I worry about forcing patient answers into boxes that meet providers’ needs and notes that are 4 pages but contain the same amount of unique details as the 2 line ortho note. Thanks for helping me clarify!
Great having you read and comment!
Best
Shawn
Perhaps the issue is the increased complexity of medicine rather than the EMR flight-like check list which “would require a solid 25-30 minutes to read over.” Is 25-30 min too much time to spend reviewing the past health record of a 50 year old patient in distress? Maybe we could be better medical detectives by reviewing histories and ordering tests intelligently rather than treating everyone as if they had exactly the same risk for every disease as other people, or worse, making snap judgement of the diagnosis within 50 minutes of seeing the patient. If, as we both probably think, such time leisure is impractical, maybe the issue is under staffing and customer overbooking that is the real problem, not EMR/EHR’s. EMR’s can provide useful documentation and electronic ones can provide useful checklists to avoid overlooking things IF created thoughtfully and completed accurately. That’s a big IF. I don’t believe half of the copy-pasted EMR notes I read. Some EMR’s are inconsistent within a single record (e.g. no family history of melanoma, positive family history of melanoma).
Great comment, Dell!
I agree. EMRs make my life easier in so many ways. I do not have a problem with EMRs per se. I challenge the motivation behind creating pretty charts. I’ve heard that, in the olden days, you could get away with writing: “AOM. Rx Amox”. Today, you need several paragraphs documenting all the reasons why this patient does not have meningitis, bacterial esophagitis, retropharyngeal abscess, pneumonia and basically any other upper respiratory disease than a simple, uncomplicated acute middle ear infection. Charting to say what’s not there benefits us, not patients, and buries the 1 or 2 important details in a pile of compost.

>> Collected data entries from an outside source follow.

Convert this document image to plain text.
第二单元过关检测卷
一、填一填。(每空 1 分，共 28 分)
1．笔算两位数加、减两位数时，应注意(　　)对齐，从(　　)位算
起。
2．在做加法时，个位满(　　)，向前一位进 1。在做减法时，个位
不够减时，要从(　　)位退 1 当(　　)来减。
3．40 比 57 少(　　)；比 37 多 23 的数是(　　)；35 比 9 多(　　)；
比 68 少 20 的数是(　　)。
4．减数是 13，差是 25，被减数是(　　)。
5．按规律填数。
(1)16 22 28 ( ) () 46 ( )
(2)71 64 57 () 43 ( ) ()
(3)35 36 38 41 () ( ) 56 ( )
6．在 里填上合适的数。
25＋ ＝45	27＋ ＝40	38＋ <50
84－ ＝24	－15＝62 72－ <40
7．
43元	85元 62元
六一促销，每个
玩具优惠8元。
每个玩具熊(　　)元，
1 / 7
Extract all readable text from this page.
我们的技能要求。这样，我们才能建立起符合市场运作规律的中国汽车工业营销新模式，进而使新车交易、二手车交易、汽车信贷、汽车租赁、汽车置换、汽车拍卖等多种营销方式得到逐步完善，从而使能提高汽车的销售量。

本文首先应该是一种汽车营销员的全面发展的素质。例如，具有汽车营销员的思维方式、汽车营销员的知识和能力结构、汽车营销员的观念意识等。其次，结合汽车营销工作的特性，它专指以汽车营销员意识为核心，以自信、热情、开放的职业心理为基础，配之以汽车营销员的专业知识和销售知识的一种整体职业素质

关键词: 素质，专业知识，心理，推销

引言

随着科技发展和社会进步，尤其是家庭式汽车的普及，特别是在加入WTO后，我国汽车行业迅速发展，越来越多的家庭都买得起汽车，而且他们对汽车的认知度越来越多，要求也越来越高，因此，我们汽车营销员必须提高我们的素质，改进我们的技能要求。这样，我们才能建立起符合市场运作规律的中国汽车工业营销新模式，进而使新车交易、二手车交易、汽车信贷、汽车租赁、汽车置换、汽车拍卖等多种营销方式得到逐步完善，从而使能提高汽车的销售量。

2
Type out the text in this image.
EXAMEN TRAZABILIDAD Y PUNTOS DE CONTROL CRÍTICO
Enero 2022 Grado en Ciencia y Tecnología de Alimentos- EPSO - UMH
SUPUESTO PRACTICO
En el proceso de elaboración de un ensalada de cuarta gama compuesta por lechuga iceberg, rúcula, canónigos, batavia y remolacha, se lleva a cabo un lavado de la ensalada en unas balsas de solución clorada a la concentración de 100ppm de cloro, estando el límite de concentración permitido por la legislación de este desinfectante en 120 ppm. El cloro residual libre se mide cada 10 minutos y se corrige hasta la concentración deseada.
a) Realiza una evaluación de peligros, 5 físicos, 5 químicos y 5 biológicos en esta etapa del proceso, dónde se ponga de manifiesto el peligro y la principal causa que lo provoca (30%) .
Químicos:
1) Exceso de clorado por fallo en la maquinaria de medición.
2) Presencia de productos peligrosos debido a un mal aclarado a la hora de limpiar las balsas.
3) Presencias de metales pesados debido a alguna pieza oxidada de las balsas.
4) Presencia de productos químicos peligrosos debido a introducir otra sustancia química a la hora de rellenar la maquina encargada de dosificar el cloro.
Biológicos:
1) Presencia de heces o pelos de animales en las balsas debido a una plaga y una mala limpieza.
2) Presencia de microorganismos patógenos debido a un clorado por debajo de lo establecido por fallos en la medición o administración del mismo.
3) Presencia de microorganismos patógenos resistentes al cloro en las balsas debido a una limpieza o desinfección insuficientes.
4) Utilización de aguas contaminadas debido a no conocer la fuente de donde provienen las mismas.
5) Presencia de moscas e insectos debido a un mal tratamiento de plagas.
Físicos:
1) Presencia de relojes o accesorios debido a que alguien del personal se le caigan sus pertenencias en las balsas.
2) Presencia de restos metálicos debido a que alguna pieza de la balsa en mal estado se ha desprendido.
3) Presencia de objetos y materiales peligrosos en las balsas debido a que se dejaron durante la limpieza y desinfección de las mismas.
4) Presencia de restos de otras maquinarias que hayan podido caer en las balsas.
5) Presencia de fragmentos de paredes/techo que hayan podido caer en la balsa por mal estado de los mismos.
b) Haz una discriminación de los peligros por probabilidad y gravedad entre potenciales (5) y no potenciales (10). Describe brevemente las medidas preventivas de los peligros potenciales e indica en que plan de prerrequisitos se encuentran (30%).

You make a great point about inconsistent details. When we actually start tearing apart these beautiful, comprehensive charts, they often fail to tell the story. We still need to hear a narrative from the physician.
I do not see an easy answer to this issue. I only raise it to say that patient benefit from charting seems overshadowed by the need to meet regulations and preventative medico-legal protection.
Thanks so much for taking time to read and comment! Brilliant!